Meet the CLSA Staff
Dedicated to providing programs and services that enhance the academic success and personal development of Chicano/Latino students at The Claremont Colleges.
Dean of Students
I grew up in Barrio Logan, a Latino immigrant community in South East San Diego located 15 minutes away from the international border. Both of my parents immigrated from Jalisco, Mexico and labored with limited resources to provide a better life for my brother, sister, and myself. With my parent’s hard work and dedication, my brother, sister, and I were able to achieve the dream of attending college and create upward mobility in the Latino educational pipeline.
I earned my undergraduate degree in sociology from the University of California at Santa Cruz. The following year I went on to earn my master’s degree in education, with an emphasis in Administration, Planning, and Social Policy from Harvard University. While at Harvard, my research consisted of examining issues of diversity, access, and equity in California. In particular, I examined the effects of the elimination of affirmative action in undergraduate admissions at UC Berkeley, UCLA, and UC San Diego.
After completing my masters, I attended the University of Illinois earning my PhD in Educational Policy Studies. My doctoral research focused on the social, political, economical, and cultural effects of the elimination of affirmative action in admissions for African Americans and Chicano/Latinos at UCLA. In order to answer these questions, I incorporated, social, cultural, economical capital, reproduction, and Critical Race theories.
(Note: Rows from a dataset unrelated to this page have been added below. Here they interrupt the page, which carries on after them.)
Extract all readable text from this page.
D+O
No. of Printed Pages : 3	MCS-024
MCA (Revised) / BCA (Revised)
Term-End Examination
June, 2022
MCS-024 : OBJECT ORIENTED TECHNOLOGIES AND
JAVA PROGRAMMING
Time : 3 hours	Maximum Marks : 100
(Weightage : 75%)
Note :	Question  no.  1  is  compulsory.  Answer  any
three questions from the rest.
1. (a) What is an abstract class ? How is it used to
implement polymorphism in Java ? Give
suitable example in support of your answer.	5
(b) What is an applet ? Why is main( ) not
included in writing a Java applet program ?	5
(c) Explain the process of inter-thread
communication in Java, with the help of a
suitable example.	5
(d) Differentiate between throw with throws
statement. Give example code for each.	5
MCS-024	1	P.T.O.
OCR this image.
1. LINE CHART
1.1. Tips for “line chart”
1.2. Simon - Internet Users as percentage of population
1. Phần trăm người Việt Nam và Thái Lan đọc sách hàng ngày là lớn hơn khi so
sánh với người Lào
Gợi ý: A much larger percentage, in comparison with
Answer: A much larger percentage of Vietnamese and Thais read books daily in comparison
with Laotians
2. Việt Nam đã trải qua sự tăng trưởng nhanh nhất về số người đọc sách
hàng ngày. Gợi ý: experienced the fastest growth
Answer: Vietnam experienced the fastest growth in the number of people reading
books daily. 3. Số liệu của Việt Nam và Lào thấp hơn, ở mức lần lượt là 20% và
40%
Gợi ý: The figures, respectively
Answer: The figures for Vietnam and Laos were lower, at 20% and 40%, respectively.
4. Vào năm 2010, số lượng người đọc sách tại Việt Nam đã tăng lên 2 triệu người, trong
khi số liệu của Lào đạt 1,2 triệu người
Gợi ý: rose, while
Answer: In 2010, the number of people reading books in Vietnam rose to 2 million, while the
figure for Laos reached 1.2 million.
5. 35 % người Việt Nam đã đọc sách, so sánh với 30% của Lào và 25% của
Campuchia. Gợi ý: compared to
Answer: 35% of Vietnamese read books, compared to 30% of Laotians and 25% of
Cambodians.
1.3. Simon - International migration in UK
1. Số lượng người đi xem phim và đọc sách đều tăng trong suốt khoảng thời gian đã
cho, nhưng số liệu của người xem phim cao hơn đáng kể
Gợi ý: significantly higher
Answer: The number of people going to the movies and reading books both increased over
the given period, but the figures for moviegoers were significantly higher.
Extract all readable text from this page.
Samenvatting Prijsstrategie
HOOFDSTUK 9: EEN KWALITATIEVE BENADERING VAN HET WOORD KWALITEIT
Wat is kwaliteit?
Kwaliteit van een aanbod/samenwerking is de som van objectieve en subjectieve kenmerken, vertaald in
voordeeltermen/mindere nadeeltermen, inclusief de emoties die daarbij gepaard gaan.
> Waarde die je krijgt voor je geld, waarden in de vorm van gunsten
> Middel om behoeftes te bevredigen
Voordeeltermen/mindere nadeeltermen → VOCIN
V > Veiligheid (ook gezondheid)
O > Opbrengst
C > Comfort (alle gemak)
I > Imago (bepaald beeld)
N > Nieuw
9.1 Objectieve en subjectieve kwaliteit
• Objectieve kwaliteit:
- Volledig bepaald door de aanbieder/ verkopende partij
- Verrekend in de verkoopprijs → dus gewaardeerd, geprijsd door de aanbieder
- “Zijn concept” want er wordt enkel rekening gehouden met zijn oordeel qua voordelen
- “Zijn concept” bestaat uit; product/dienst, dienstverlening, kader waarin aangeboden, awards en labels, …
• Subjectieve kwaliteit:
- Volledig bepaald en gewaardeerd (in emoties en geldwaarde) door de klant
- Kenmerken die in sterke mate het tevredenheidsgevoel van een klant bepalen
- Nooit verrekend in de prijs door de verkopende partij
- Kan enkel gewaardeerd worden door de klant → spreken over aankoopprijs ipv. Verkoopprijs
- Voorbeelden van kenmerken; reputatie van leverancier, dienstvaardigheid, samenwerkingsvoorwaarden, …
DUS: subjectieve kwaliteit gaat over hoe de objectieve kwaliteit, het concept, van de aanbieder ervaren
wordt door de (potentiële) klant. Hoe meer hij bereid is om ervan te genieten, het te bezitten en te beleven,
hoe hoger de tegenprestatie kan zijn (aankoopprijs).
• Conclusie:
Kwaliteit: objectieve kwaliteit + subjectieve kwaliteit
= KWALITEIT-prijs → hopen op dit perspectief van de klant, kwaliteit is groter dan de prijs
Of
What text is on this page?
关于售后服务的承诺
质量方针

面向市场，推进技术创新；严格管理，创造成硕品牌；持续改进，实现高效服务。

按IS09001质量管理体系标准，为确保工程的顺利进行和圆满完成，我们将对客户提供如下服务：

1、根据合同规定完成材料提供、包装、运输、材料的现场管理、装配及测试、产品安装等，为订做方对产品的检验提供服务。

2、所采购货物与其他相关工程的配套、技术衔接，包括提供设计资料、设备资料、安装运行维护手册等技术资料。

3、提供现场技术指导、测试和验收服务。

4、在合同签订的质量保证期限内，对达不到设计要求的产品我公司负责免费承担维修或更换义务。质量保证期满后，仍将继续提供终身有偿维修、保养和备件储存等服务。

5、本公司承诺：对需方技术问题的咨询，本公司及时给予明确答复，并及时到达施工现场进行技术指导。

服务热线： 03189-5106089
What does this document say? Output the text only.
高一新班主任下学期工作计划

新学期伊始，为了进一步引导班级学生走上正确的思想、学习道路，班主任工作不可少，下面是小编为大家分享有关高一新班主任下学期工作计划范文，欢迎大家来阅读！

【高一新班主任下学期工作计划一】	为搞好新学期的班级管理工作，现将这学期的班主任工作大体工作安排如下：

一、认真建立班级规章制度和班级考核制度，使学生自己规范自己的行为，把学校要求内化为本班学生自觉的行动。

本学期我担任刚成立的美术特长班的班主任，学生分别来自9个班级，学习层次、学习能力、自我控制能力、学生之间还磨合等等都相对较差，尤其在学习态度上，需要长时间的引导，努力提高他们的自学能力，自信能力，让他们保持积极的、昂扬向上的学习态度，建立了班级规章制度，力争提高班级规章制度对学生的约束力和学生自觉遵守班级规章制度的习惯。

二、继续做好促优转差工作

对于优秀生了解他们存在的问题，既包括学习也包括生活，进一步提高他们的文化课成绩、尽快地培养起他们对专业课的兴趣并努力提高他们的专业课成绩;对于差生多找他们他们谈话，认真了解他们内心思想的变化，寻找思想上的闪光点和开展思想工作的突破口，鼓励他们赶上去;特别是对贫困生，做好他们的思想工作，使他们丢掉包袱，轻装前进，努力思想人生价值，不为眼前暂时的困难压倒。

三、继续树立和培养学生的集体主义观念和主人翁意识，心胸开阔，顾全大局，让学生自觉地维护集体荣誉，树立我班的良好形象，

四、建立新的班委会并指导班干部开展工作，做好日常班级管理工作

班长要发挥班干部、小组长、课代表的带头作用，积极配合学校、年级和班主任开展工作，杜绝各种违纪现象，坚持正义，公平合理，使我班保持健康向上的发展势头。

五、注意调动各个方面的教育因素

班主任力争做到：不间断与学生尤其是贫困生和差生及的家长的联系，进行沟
Working on my research has enabled me to present at national conferences such as the American Educational Research Association (AERA) and the Association for the Study of Higher Education (ASHE). I have also served in the Editorial Board of the American Educational Research Journal (AERJ). In addition, I have 2 publications; Hiding the Politically Obvious A Critical Race Theory Preview of Diversity as Racial Neutrality in Higher Education in the Journal of Educational Policy and Another Side of the Percent Plan Story: Latino Enrollment in the Hispanic Serving Institution Sector in California and Texas, a book chapter in Understanding Minority-Serving Institutions.
Prior to coming to the Claremont University Consortium, I coordinated the University of California Leadership Excellence through Advance Degrees (UC LEADS) at UC Merced and was Project Director of the National Science Foundation California Alliance for Minority Participation (NSF CAMP). Both of these programs aimed to expand the graduate pool of underrepresented students in Science, Technology, Engineering and Mathematics (STEM). I also managed the recruitment, retention of graduate students. Prior to coming to UC Merced, I coordinated the MD/PhD program at the University of Illinois College of medicine.
As a first generation college student, I experienced first-hand the trials of adjusting and navigating environments that were foreign to me. Coming from a working class background, I am appreciative the guidance of my mentors. It is my desire to be able to assist students at the Claremont Colleges on how to be successful both in the classroom and in their communities.
Ernestine “Ernie” Mendoza
If I could set my car on automatic pilot, I’m sure it would find its way to Claremont without a problem. After all, I’ve been driving here every morning for the past forty years. Forty, that’s correct! My first job with Claremont University Consortium was in the Office of Admissions for Chicano Students and that was back in 1976. It certainly doesn’t feel that long ago but the physical changes that I’ve seen take place across the campuses remind me that I have been here a significant amount of time.
As Administrative Assistant, my responsibilities are many, starting with office manager duties. I am also responsible for CLSA’s monthly newsletter, CHISPAS, as well as disseminating it and all other CLSA notifications. Therefore, I am also responsible for the student databases used to keep students informed electronically. I supervise the CLSA Interns. As a member of the CLSA staff, we are each responsible for specific programming and I oversee the Alumni Reception, the Chapbook, Almas Unídas: Nuestra Visión, and the two art workshops (one each semester).
On a more personal level, I grew up in the local area of Rancho Cucamonga. I am one of four daughters born to Ernesto and Amalia Franco. Yes, I’m named after my Dad. The Colleges are a big part of my family history. My mother worked as a Building Attendant for many years at Harvey Mudd College. My husband Ray and sister Josie are Pitzer College alums and my daughter is a recent graduate of Scripps College.
If you stop by my office you’ll notice that I love collecting small bear figurines as well as Mexican folk art although my favorite hobby is still scrapbooking. Please stop by CLSA to visit and I will be happy to share some of the work I have created on behalf of CLSA to document our programs and events.